CEOTY-RC-WINNER--LOGO-2017Debbie Gelineau, Bartlett’s director of community relations, is now a two-time winner of the Bartlett Express Readers’ Choice Awards. She’s been named as the 2017 City Employee of the Year, a title she also won in 2015.

“I’m humbled,” she said. “I think that so many people in the city deserve recognition like this. I love my job. I like what I do.”

This past year she’s been busier than ever in her role of organizing logistics for events, manning the city’s social media platforms, publishing the city employees’ monthly newsletter, working with the press and getting the word out about what’s happening in Bartlett. In an average year, she oversees the Christmas parade, Bartlett Festival, Veteran’s Day Ceremony, Fourth of July festivities, and the Children’s Fish and Rodeo, among others. But the city’s celebration of its sesquicentennial throughout 2016 kept her agenda packed as she collaborated with Alderman Paula Sedgwick and other city leaders.

“I worked with lots of different people on different projects,” she said. “We wanted that to really be a big thing.”

Debbie Gelineau
Debbie Gelineau

This year, the big project in Bartlett (aside from the high school renovation and expansion) involves upgrades at W.J. Freeman Park and a new road to help ease traffic in and out, she said. The city also will revamp its website over the next six to eight months.

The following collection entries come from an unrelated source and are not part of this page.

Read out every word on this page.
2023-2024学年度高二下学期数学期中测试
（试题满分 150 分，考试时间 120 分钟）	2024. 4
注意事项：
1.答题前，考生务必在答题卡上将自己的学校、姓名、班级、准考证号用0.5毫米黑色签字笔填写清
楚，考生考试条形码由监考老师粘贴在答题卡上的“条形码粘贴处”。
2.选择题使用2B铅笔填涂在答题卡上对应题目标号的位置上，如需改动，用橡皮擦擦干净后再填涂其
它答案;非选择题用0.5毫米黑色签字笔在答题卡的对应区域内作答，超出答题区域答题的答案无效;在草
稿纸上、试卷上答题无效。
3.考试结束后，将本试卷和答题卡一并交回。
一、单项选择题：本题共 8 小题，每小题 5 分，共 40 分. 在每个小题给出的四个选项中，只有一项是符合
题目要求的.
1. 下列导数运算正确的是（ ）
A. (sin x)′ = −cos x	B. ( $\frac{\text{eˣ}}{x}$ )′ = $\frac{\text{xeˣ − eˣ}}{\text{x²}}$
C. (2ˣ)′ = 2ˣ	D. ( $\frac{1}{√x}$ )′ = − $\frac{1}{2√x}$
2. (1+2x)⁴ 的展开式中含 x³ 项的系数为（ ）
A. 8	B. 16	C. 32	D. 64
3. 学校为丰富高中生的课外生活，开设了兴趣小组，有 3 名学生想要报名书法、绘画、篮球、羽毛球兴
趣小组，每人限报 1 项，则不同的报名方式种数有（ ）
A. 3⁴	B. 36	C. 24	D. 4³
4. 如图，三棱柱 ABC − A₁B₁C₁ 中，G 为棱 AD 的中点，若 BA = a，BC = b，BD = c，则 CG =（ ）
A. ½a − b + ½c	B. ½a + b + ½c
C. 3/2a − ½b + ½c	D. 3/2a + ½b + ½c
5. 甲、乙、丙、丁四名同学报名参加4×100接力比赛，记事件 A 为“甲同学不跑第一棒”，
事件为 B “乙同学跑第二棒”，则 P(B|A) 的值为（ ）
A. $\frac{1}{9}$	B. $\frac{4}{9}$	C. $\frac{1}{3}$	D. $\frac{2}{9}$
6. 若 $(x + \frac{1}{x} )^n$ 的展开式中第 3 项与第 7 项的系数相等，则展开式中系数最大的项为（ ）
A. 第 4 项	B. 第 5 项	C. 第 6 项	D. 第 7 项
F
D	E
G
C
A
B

Gelineau has worked for the city since July 1995, starting part-time in the Parks and Recreation Department after then-Mayor Bobby Flaherty was impressed by her work in the Oak Elementary PTA and invited her to come work for him. She graduated to a full-time position in 1998 and later continued working under Mayor Ken Fulmar’s administration. Then when Mayor Keith McDonald was elected, she was appointed to her current position.

“I feel like I’ve learned a lot about Bartlett, a lot about local politics, kind of developed the job as I go along,” she said.

She is a tireless worker who brings work home and even checks her messages and takes calls while on vacation. The ease of today’s technology encourages her to respond as soon as possible so citizens know that city hall hears them and is responsive.

“If I have Internet, I’m going to answer them,” she said. “Whether it’s on our Facebook page or on my email or whatever. Now we can even get our phone messages to come to our email.”

She remembers being on vacation for Mardi Gras in Galveston, Texas, a few years ago when a major winter storm hit Bartlett. She recalls sitting up in bed at 5 a.m., getting the word out to everyone about whether schools or city offices were closed, whether trash pickup would be delayed and other key facts of the city’s operations.

Gelineau smiled and shrugged, because she knows that her job means serving the people. “You can never turn it off. … So I don’t sleep on snow days. I’m working!”

Interacting with people is her favorite part of the job. She couldn’t stand working if she only sat behind a computer screen, she said. Working with colleagues on major events like the 2017 Independence Day fireworks display and pulling it off as a team effort is rewarding to her.

Originally from Bowling Green, Ky., she reared her sons in Bartlett, where they went through Oak Elementary, Appling Middle School and Bolton High School. They are now 30 and 34 with families of their own, giving Gelineau four grandsons.

“I’m surrounded by boys,” she said.

Aside from spending time with family, her pastimes include exercising, going to the beach and spending time with friends. But she can often be found hard at work on the city’s communications, even when she’s technically off the clock.

“I like promoting things, the city, being around people,” she said. “… I just like interacting with people and getting out.”